UN to hold seminar next week on aid to Palestinians in light of Israeli occupation

UN assistance arrives to Beit Hanoun (UNRWA)


A United Nations Seminar on Assistance to the Palestinian People will be held in Qatar next week in an effort to ease the social, economic and humanitarian emergencies in the Occupied Palestinian Territory stemming from the Israeli occupation.

“The role of donor countries and institutions, as well as that of other international actors is of vital importance,” the UN Committee on the Exercise of the Inalienable Rights of the Palestinian People said in a statement on the meeting it is organizing on 5 and 6 February in Doha, the Qatari capital.

It noted that it had been observing with great concern the deepening economic and social crisis unfolding in the territory, including East Jerusalem and had for many years drawn the attention of the international community to the problems caused and exacerbated by the Israeli occupation and its impact on the Palestinian society and economy.

“The current situation, however, is particularly troubling due to the continuing instability affecting all aspects of life in the Occupied Palestinian Territory,” it said.

The seminar, organized in line with recent General Assembly resolutions, will discuss the UN, international and regional response to the needs of the Palestinians and exchange views on the actions that need to be taken on the road to Palestinian economic recovery.

Invited participants include internationally renowned experts, among them Israelis and Palestinians, UN agency representatives, parliamentarians, intergovernmental organizations, the academic community and representatives of civil society. Speakers at the opening session will include UN Assistant Secretary-General for Political Affairs Angela Kane and the Committee chairman, Paul Badji.

In its latest update on the situation, the UN Office for the Coordination of Humanitarian Affairs (OCHA) reported that Palestinian access in and out of the Gaza Strip remains severally restricted.

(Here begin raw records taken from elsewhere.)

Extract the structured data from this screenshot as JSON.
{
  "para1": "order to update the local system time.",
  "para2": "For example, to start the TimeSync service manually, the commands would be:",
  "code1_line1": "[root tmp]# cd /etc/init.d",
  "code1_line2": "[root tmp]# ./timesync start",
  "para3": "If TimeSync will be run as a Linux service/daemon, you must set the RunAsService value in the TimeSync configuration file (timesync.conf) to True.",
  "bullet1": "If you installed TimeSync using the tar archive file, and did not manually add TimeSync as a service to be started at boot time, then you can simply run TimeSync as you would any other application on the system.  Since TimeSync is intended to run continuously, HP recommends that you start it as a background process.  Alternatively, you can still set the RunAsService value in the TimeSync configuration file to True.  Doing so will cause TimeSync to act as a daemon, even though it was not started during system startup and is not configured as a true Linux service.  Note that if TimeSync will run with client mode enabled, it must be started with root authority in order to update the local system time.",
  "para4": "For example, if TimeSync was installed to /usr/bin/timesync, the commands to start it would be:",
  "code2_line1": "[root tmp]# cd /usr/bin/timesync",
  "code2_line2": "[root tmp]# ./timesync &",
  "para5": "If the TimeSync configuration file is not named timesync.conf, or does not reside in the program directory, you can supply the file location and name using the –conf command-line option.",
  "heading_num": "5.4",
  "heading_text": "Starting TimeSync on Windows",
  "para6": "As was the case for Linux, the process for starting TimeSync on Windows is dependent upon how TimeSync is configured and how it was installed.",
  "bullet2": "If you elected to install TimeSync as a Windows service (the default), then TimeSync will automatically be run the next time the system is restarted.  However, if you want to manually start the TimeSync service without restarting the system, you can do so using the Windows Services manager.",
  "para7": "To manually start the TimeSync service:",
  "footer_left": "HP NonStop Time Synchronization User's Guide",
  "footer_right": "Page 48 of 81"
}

Regular power outages lasting between two and 36 hours have occurred in the northern Gaza Strip and parts of Gaza city since the last week of December. The extent of outages during the 2006-2007 winter is unprecedented and follows Israel’s bombing of the Gaza power plant in June. While replacement transformers arrived from Egypt in November 2006, the current capacity remains insufficient by some 30 per cent of its original output.

OCHA also reported that throughout January to date, 53 Palestinians were killed in the Gaza Strip, including seven children, and 244 injured in Palestinian-on-Palestinian violence. This compares with 135 Palestinians killed throughout 2005 and 2006 in internal violence. Three Palestinians were killed and 15 injured by Israeli forces in January.